Morning newsletter digest
Fortune Term Sheet: “Rocket men”
- Furientis came out of stealth with $5M in pre-seed funding to build lower-cost ship-based interceptor missiles, led by former Virgin Galactic and Castelion engineers.
- The pitch is very defense-industrial-base 2026: U.S. missile stockpiles are strained, legacy interceptors can cost $1M to $5M, and Furientis says it can target roughly $250K per missile using automotive-style manufacturing and commercial parts.
- Notable deals: Recursive raised $650M for a self-improving AI platform, Fractile raised $220M for AI inference chips, and StarCatcher raised $65M for a space-based power grid.
Why it matters / action: The defense manufacturing reset is still pulling venture dollars, especially around cheaper, faster, more scalable hardware. Worth scanning if you care about Anduril-adjacent industrial startups.
The Rundown AI: “OpenAI’s Anthropic enterprise problem is growing”
- Ramp’s AI Index shows Anthropic taking the paid business-adoption lead among Ramp customers: 34.4% adoption versus OpenAI at 32.3%, with Anthropic usage up sharply over the past year.
- Claude Code appears to be a major driver, expanding Anthropic from technical teams into finance, legal, and research workflows.
- Other AI notes: Amazon folded Rufus into “Alexa for Shopping,” Adaption introduced AutoScientist for automated model customization, and Nvidia reportedly hit a $5.5T market cap.

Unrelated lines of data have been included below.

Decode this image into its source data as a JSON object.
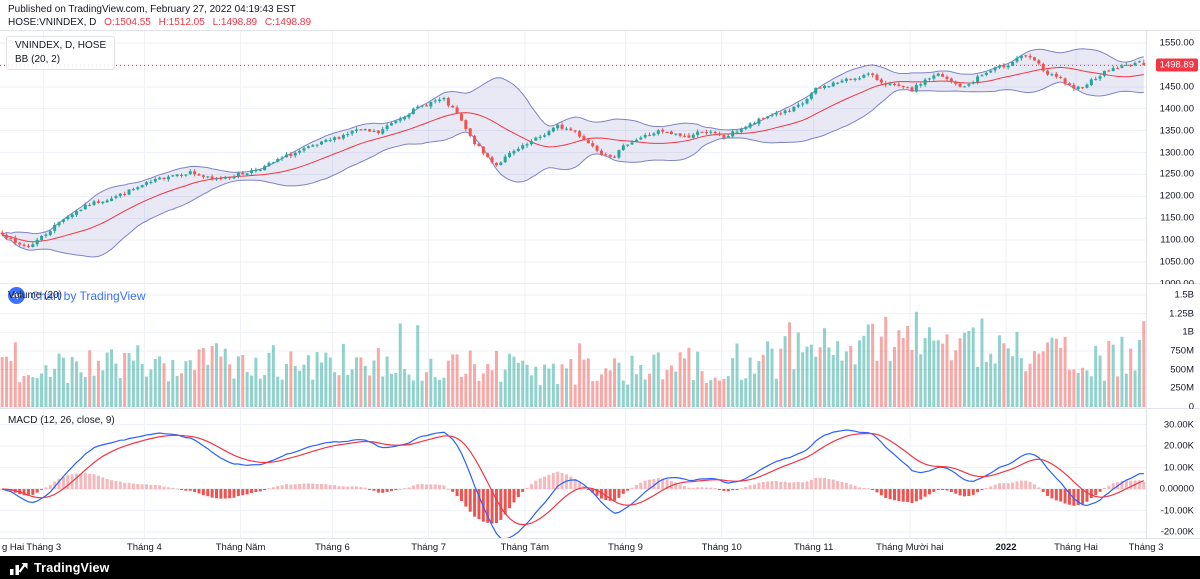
{
  "header": {
    "published_line": "Published on TradingView.com, February 27, 2022 04:19:43 EST",
    "symbol_line_prefix": "HOSE:VNINDEX, D",
    "ohlc": {
      "o": "O:1504.55",
      "h": "H:1512.05",
      "l": "L:1498.89",
      "c": "C:1498.89"
    }
  },
  "price_panel": {
    "legend_line1": "VNINDEX, D, HOSE",
    "legend_line2": "BB (20, 2)",
    "watermark": "Chart by TradingView",
    "last_price_label": "1498.89",
    "axis_ticks": [
      {
        "label": "1550.00",
        "value": 1550
      },
      {
        "label": "1500.00",
        "value": 1500
      },
      {
        "label": "1450.00",
        "value": 1450
      },
      {
        "label": "1400.00",
        "value": 1400
      },
      {
        "label": "1350.00",
        "value": 1350
      },
      {
        "label": "1300.00",
        "value": 1300
      },
      {
        "label": "1250.00",
        "value": 1250
      },
      {
        "label": "1200.00",
        "value": 1200
      },
      {
        "label": "1150.00",
        "value": 1150
      },
      {
        "label": "1100.00",
        "value": 1100
      },
      {
        "label": "1050.00",
        "value": 1050
      },
      {
        "label": "1000.00",
        "value": 1000
      }
    ]
  },
  "volume_panel": {
    "legend": "Volume (20)",
    "axis_ticks": [
      {
        "label": "1.5B",
        "value": 1500
      },
      {
        "label": "1.25B",
        "value": 1250
      },
      {
        "label": "1B",
        "value": 1000
      },
      {
        "label": "750M",
        "value": 750
      },
      {
        "label": "500M",
        "value": 500
      },
      {
        "label": "250M",
        "value": 250
      },
      {
        "label": "0",
        "value": 0
      }
    ]
  },
  "macd_panel": {
    "legend": "MACD (12, 26, close, 9)",
    "axis_ticks": [
      {
        "label": "30.00K",
        "value": 30000
      },
      {
        "label": "20.00K",
        "value": 20000
      },
      {
        "label": "10.00K",
        "value": 10000
      },
      {
        "label": "0.00000",
        "value": 0
      },
      {
        "label": "-10.00K",
        "value": -10000
      },
      {
        "label": "-20.00K",
        "value": -20000
      }
    ]
  },
  "footer": {
    "brand": "TradingView"
  },
  "colors": {
    "up": "#26a69a",
    "down": "#ef5350",
    "bb_fill": "rgba(126,131,199,0.18)",
    "bb_line": "#7e83c7",
    "bb_basis": "#f23645",
    "macd_line": "#2962ff",
    "signal_line": "#f23645",
    "hist_pos": "#f5b8bc",
    "hist_neg": "#ef5350",
    "last_price": "#f23645",
    "grid": "#eef1f8",
    "grid_zero": "#e0e3eb",
    "axis_text": "#131722",
    "link_blue": "#2962ff"
  },
  "chart_data": {
    "type": "candlestick",
    "symbol": "HOSE:VNINDEX",
    "interval": "D",
    "title": "VNINDEX, D, HOSE",
    "indicators": [
      "BB (20, 2)",
      "Volume (20)",
      "MACD (12, 26, close, 9)"
    ],
    "last_ohlc": {
      "open": 1504.55,
      "high": 1512.05,
      "low": 1498.89,
      "close": 1498.89
    },
    "price_axis_range": [
      1000,
      1577
    ],
    "volume_axis_range_millions": [
      0,
      1650
    ],
    "macd_axis_range": [
      -22800,
      37200
    ],
    "num_candles": 262,
    "render_seed": 7,
    "close_anchors": [
      [
        0,
        1118
      ],
      [
        3,
        1092
      ],
      [
        6,
        1086
      ],
      [
        10,
        1115
      ],
      [
        14,
        1150
      ],
      [
        20,
        1182
      ],
      [
        26,
        1200
      ],
      [
        33,
        1228
      ],
      [
        38,
        1248
      ],
      [
        43,
        1255
      ],
      [
        48,
        1238
      ],
      [
        52,
        1246
      ],
      [
        55,
        1252
      ],
      [
        60,
        1268
      ],
      [
        65,
        1292
      ],
      [
        70,
        1310
      ],
      [
        76,
        1332
      ],
      [
        81,
        1352
      ],
      [
        86,
        1345
      ],
      [
        90,
        1374
      ],
      [
        95,
        1402
      ],
      [
        99,
        1418
      ],
      [
        101,
        1420
      ],
      [
        104,
        1388
      ],
      [
        107,
        1335
      ],
      [
        110,
        1298
      ],
      [
        113,
        1272
      ],
      [
        116,
        1296
      ],
      [
        120,
        1318
      ],
      [
        124,
        1342
      ],
      [
        127,
        1360
      ],
      [
        131,
        1348
      ],
      [
        134,
        1322
      ],
      [
        137,
        1300
      ],
      [
        140,
        1292
      ],
      [
        143,
        1322
      ],
      [
        147,
        1338
      ],
      [
        150,
        1348
      ],
      [
        153,
        1342
      ],
      [
        157,
        1336
      ],
      [
        160,
        1350
      ],
      [
        163,
        1342
      ],
      [
        165,
        1334
      ],
      [
        168,
        1350
      ],
      [
        172,
        1368
      ],
      [
        176,
        1388
      ],
      [
        180,
        1394
      ],
      [
        183,
        1412
      ],
      [
        186,
        1444
      ],
      [
        190,
        1458
      ],
      [
        194,
        1468
      ],
      [
        198,
        1478
      ],
      [
        201,
        1462
      ],
      [
        204,
        1452
      ],
      [
        208,
        1442
      ],
      [
        211,
        1466
      ],
      [
        214,
        1478
      ],
      [
        217,
        1460
      ],
      [
        220,
        1448
      ],
      [
        223,
        1472
      ],
      [
        226,
        1486
      ],
      [
        230,
        1502
      ],
      [
        233,
        1522
      ],
      [
        236,
        1510
      ],
      [
        239,
        1478
      ],
      [
        242,
        1468
      ],
      [
        245,
        1442
      ],
      [
        248,
        1458
      ],
      [
        251,
        1478
      ],
      [
        254,
        1492
      ],
      [
        257,
        1498
      ],
      [
        259,
        1505
      ],
      [
        260,
        1504
      ],
      [
        261,
        1498.89
      ]
    ],
    "volume_anchors_millions": [
      [
        0,
        520
      ],
      [
        15,
        560
      ],
      [
        33,
        600
      ],
      [
        50,
        640
      ],
      [
        65,
        620
      ],
      [
        76,
        640
      ],
      [
        90,
        560
      ],
      [
        101,
        520
      ],
      [
        110,
        560
      ],
      [
        120,
        500
      ],
      [
        135,
        470
      ],
      [
        143,
        520
      ],
      [
        155,
        560
      ],
      [
        165,
        600
      ],
      [
        175,
        640
      ],
      [
        186,
        760
      ],
      [
        195,
        860
      ],
      [
        204,
        900
      ],
      [
        210,
        940
      ],
      [
        216,
        860
      ],
      [
        222,
        820
      ],
      [
        228,
        900
      ],
      [
        234,
        860
      ],
      [
        240,
        800
      ],
      [
        246,
        560
      ],
      [
        252,
        620
      ],
      [
        258,
        700
      ],
      [
        261,
        1150
      ]
    ],
    "months": [
      {
        "label": "g Hai",
        "day": 0
      },
      {
        "label": "Tháng 3",
        "day": 10
      },
      {
        "label": "Tháng 4",
        "day": 33
      },
      {
        "label": "Tháng Năm",
        "day": 55
      },
      {
        "label": "Tháng 6",
        "day": 76
      },
      {
        "label": "Tháng 7",
        "day": 98
      },
      {
        "label": "Tháng Tám",
        "day": 120
      },
      {
        "label": "Tháng 9",
        "day": 143
      },
      {
        "label": "Tháng 10",
        "day": 165
      },
      {
        "label": "Tháng 11",
        "day": 186
      },
      {
        "label": "Tháng Mười hai",
        "day": 208
      },
      {
        "label": "2022",
        "day": 230,
        "bold": true
      },
      {
        "label": "Tháng Hai",
        "day": 246
      },
      {
        "label": "Tháng 3",
        "day": 262
      }
    ]
  }
}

Why it matters / action: The enterprise AI fight is no longer just model quality. It is workflow capture, developer tooling, reliability, pricing, and who becomes the default operating layer inside companies. Anthropic is making OpenAI sweat a little, which is healthy for everyone except OpenAI’s blood pressure.
Short Squeez: “Banks Making a Comeback”
- Private credit lending volume fell 14% in Q1 while bank lending to companies rose 12.7%, the fastest growth since 2022. Borrowers are drifting back toward cheaper bank loans.
- JPMorgan analysts estimate syndicated bank loans around SOFR +3.75%, compared with roughly SOFR +4.75% for private credit. Meanwhile, non-listed BDCs saw more than $15B in investor withdrawals in Q1 and fundraising dropped 60% year over year.
- Macro/markets: Kevin Warsh was confirmed as Fed chair, wholesale inflation rose 6% YoY in April, Treasury yields moved higher, and xAI is reportedly testing Grok with Wall Street firms.
Why it matters / action: “Private credit eats the banks” is looking less inevitable. If funding costs, redemptions, and credit-quality worries keep tightening the private-credit spigot, boring old bank balance sheets may get their comeback tour.
Worth opening: The Rundown AI for the Anthropic/OpenAI enterprise signal, and Fortune Term Sheet for the Furientis defense manufacturing piece.